More than a couple in the predicted onsets array. What about across all the predicted onsets arrays?


In [66]:
durs_pred = []
lt_min_dur = []
for off, on in zip(Y_pred_offsets, Y_pred_onsets):
    durs = (off - on) * 1000
    durs_pred.append(durs)
    lt_min_dur.append(np.sum(durs < min_dur))

In [67]:
print(lt_min_dur)


[5, 3, 5, 7, 2, 5, 1, 4, 3, 1, 9, 8, 1, 2, 31, 4, 2, 2, 9, 6, 5, 24, 5, 8, 4, 3, 6, 2, 4, 2, 3, 0, 2, 7, 8, 9, 8, 1, 5, 5, 8, 8, 9, 1, 2, 4, 0, 5, 6, 1, 1, 11, 3, 2, 3, 3, 9, 8, 3, 2, 18, 3, 4, 2, 10, 24, 3, 7, 0, 7, 6, 4, 3, 8, 2, 7, 1, 5, 7, 5, 1, 9, 2, 3, 11, 10, 0, 2, 22, 7, 62, 8, 5, 1, 10, 6, 3, 13, 11, 3, 14, 14, 3, 4, 30, 5, 7, 1, 2, 8, 6, 4, 5, 19, 4, 8, 2, 3, 9, 2, 2, 7, 3, 16, 1, 89, 5, 4, 5, 10, 4, 15, 3, 5, 8, 0, 2, 3, 3, 4, 8, 5, 3, 7, 5, 3, 2, 6, 2, 1, 6, 6, 5, 2, 5, 3, 1, 9, 7, 5, 6, 2, 7, 6, 10, 6, 1, 2]

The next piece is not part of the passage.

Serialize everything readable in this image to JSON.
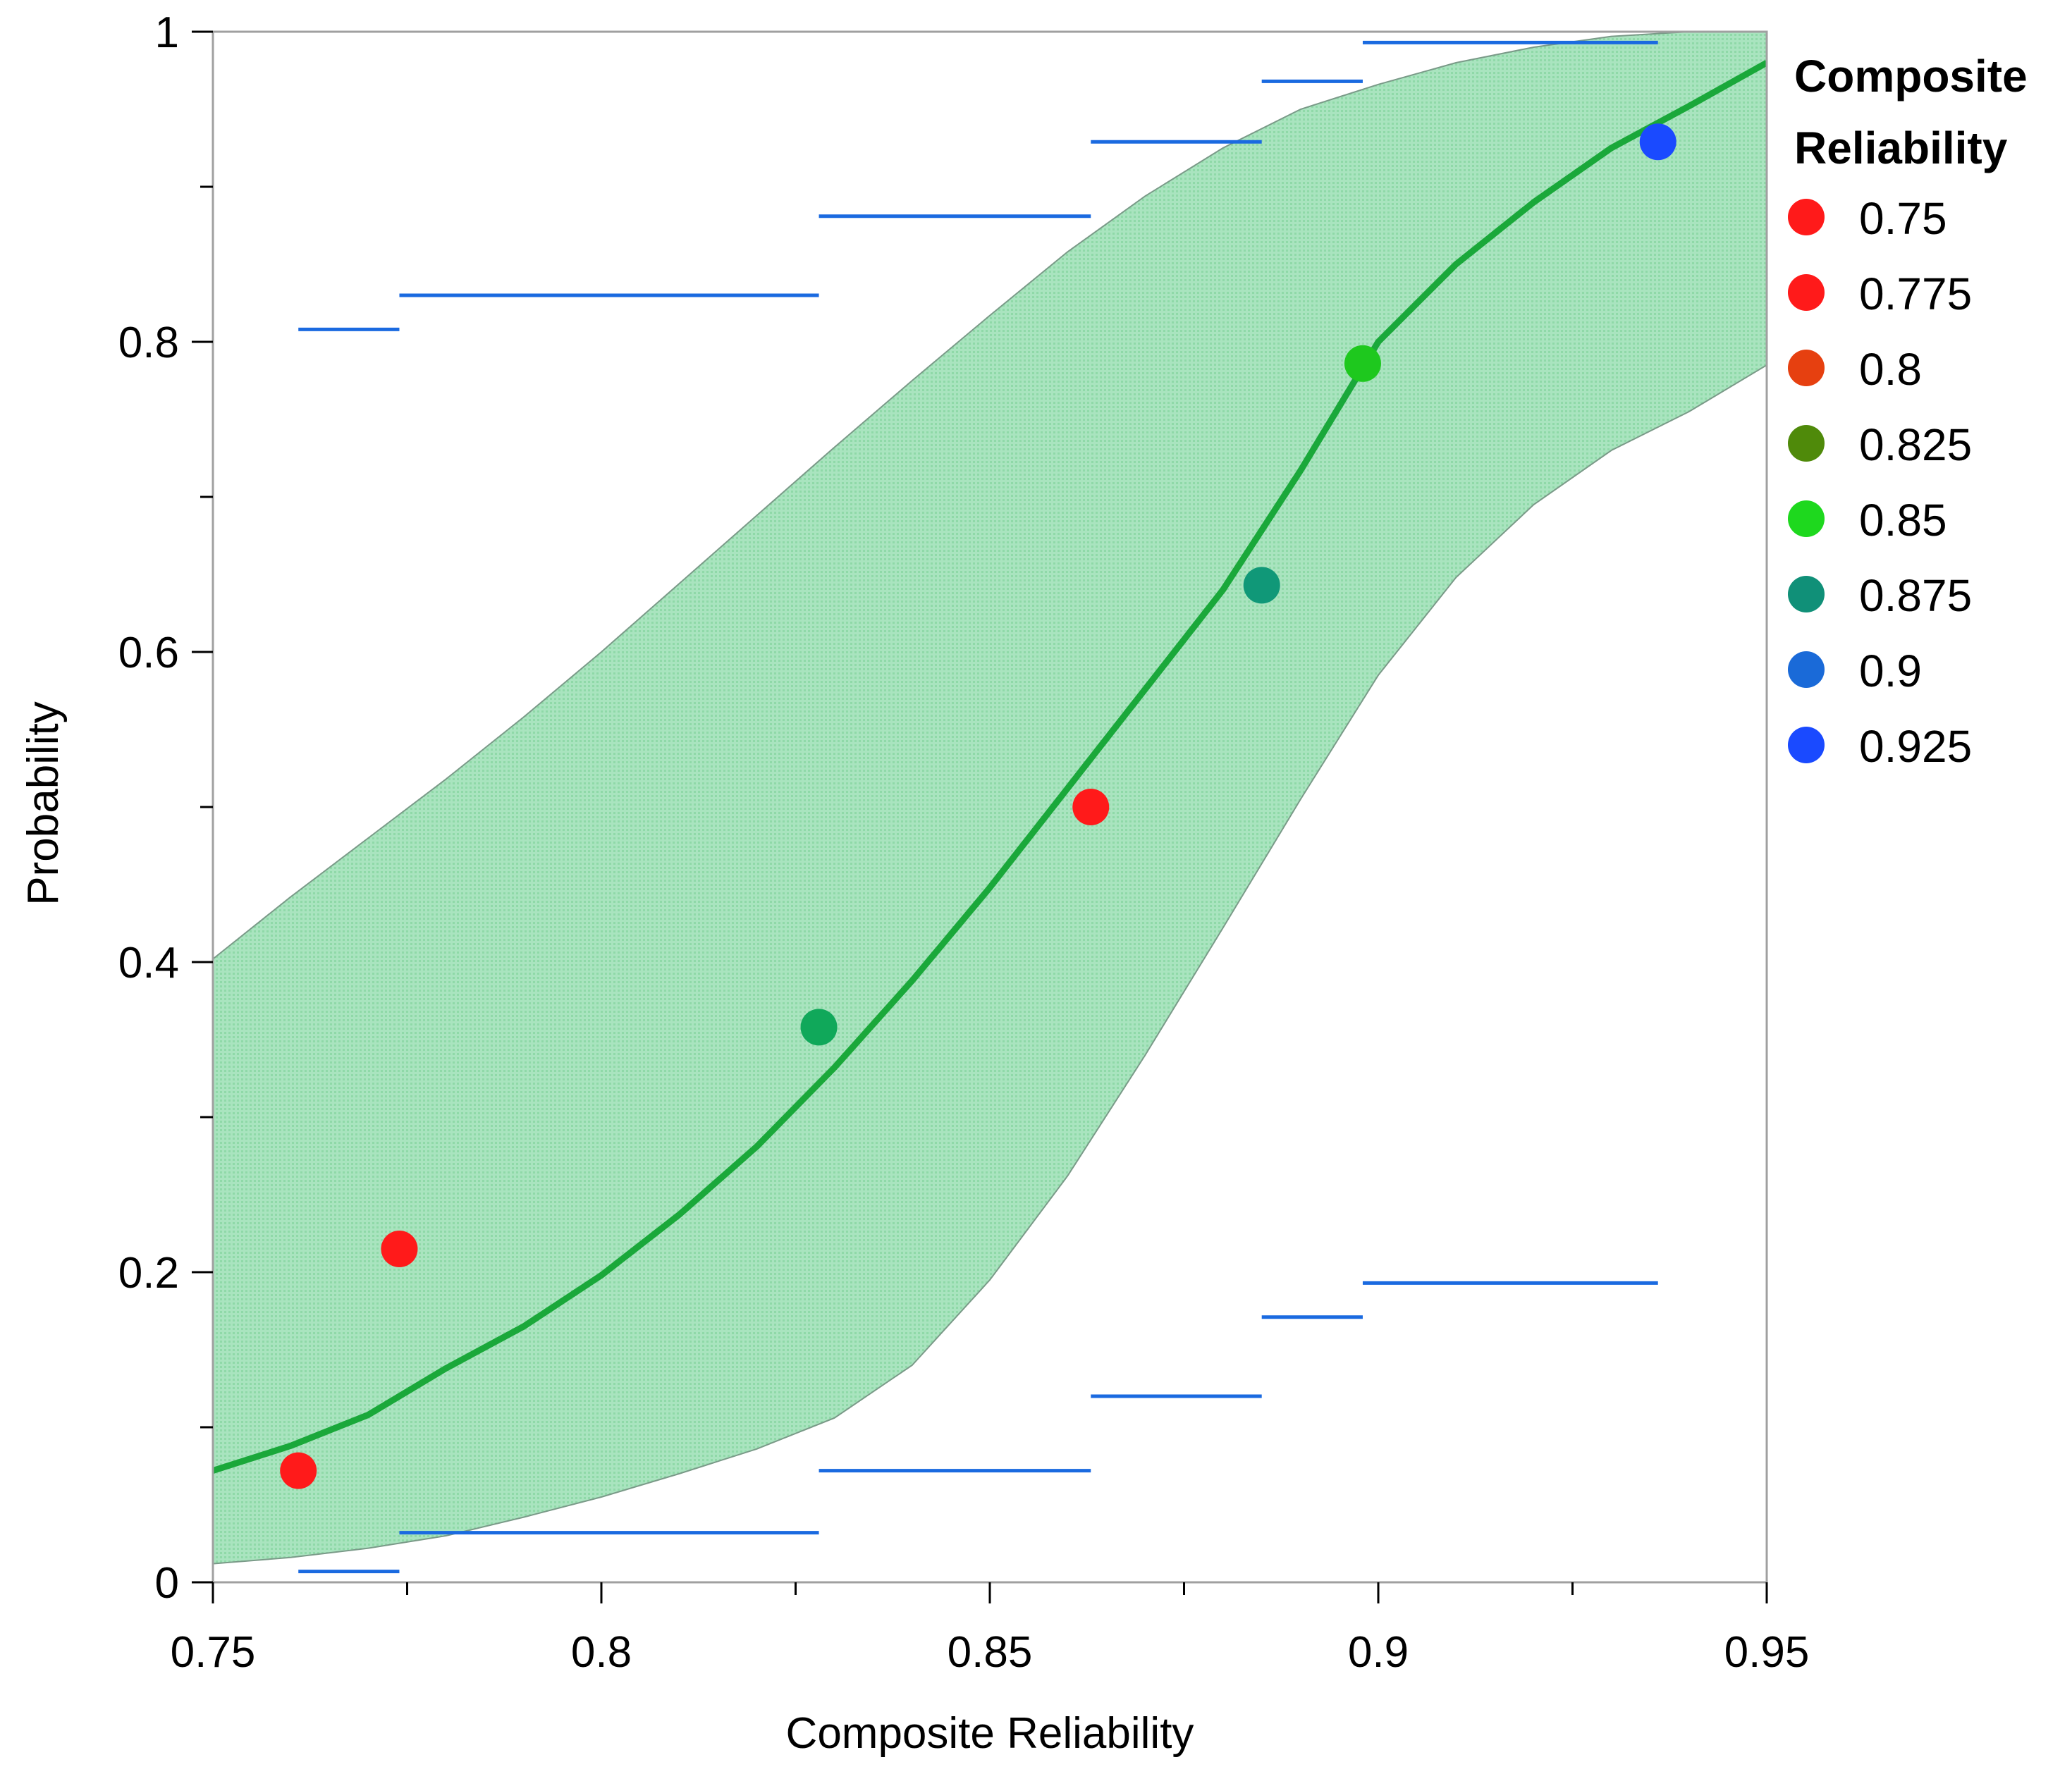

Okay and how does that compare to the number of extra segments in each predicted labels array (regardless of whether the segments are less than the minimum duration)?


In [68]:
num_extra = []
for Y_pred_seg, Y_test_seg in zip(Y_pred_labels, Y_test_labels_from_seg):
    num_extra.append(Y_pred_seg.shape[0]-Y_test_seg.shape[0])

In [70]:
print(num_extra)


[7, 5, 5, 12, 4, 5, 1, 4, 3, 4, 10, 10, 1, 3, 36, 5, 2, 2, 9, 7, 6, 32, 7, 10, 4, 3, 8, 2, 5, 2, 3, 0, 2, 12, 14, 10, 9, 1, 6, 5, 7, 9, 9, 1, 3, 4, 0, 5, 10, 1, 2, 11, 4, 2, 4, 3, 13, 8, 3, 2, 20, 4, 5, 2, 11, 39, 3, 7, 0, 8, 7, 4, 3, 9, 2, 7, 1, 10, 8, 5, 1, 9, 2, 3, 14, 11, 0, 2, 23, 7, 86, 9, 5, 1, 12, 6, 3, 14, 12, 3, 19, 16, 3, 4, 44, 6, 7, 1, 2, 9, 7, 5, 6, 20, 5, 8, 2, 3, 9, 4, 3, 8, 3, 19, 0, 102, 5, 4, 6, 10, 4, 16, 3, 5, 8, 0, 2, 3, 4, 4, 8, 5, 3, 7, 5, 4, 2, 6, 2, 1, 6, 6, 6, 2, 6, 3, 1, 9, 8, 5, 8, 3, 8, 8, 10, 8, 1, 3]

Hmm, looks similar.

So what if we filtered out all the segments less than the minimum duration?


In [71]:
num_extra_minus_num_lt_min = [extra - lt_dur for extra, lt_dur in zip(num_extra, lt_min_dur)]

In [72]:
print(num_extra_minus_num_lt_min)


[2, 2, 0, 5, 2, 0, 0, 0, 0, 3, 1, 2, 0, 1, 5, 1, 0, 0, 0, 1, 1, 8, 2, 2, 0, 0, 2, 0, 1, 0, 0, 0, 0, 5, 6, 1, 1, 0, 1, 0, -1, 1, 0, 0, 1, 0, 0, 0, 4, 0, 1, 0, 1, 0, 1, 0, 4, 0, 0, 0, 2, 1, 1, 0, 1, 15, 0, 0, 0, 1, 1, 0, 0, 1, 0, 0, 0, 5, 1, 0, 0, 0, 0, 0, 3, 1, 0, 0, 1, 0, 24, 1, 0, 0, 2, 0, 0, 1, 1, 0, 5, 2, 0, 0, 14, 1, 0, 0, 0, 1, 1, 1, 1, 1, 1, 0, 0, 0, 0, 2, 1, 1, 0, 3, -1, 13, 0, 0, 1, 0, 0, 1, 0, 0, 0, 0, 0, 0, 1, 0, 0, 0, 0, 0, 0, 1, 0, 0, 0, 0, 0, 0, 1, 0, 1, 0, 0, 0, 1, 0, 2, 1, 1, 2, 0, 2, 0, 1]

In [79]:
np.asarray(num_extra_minus_num_lt_min).mean()


Out[79]:
1.1488095238095237

Looks like we'd do a lot better overall, although in a couple cases we get less than the number of syllables in the test set (?)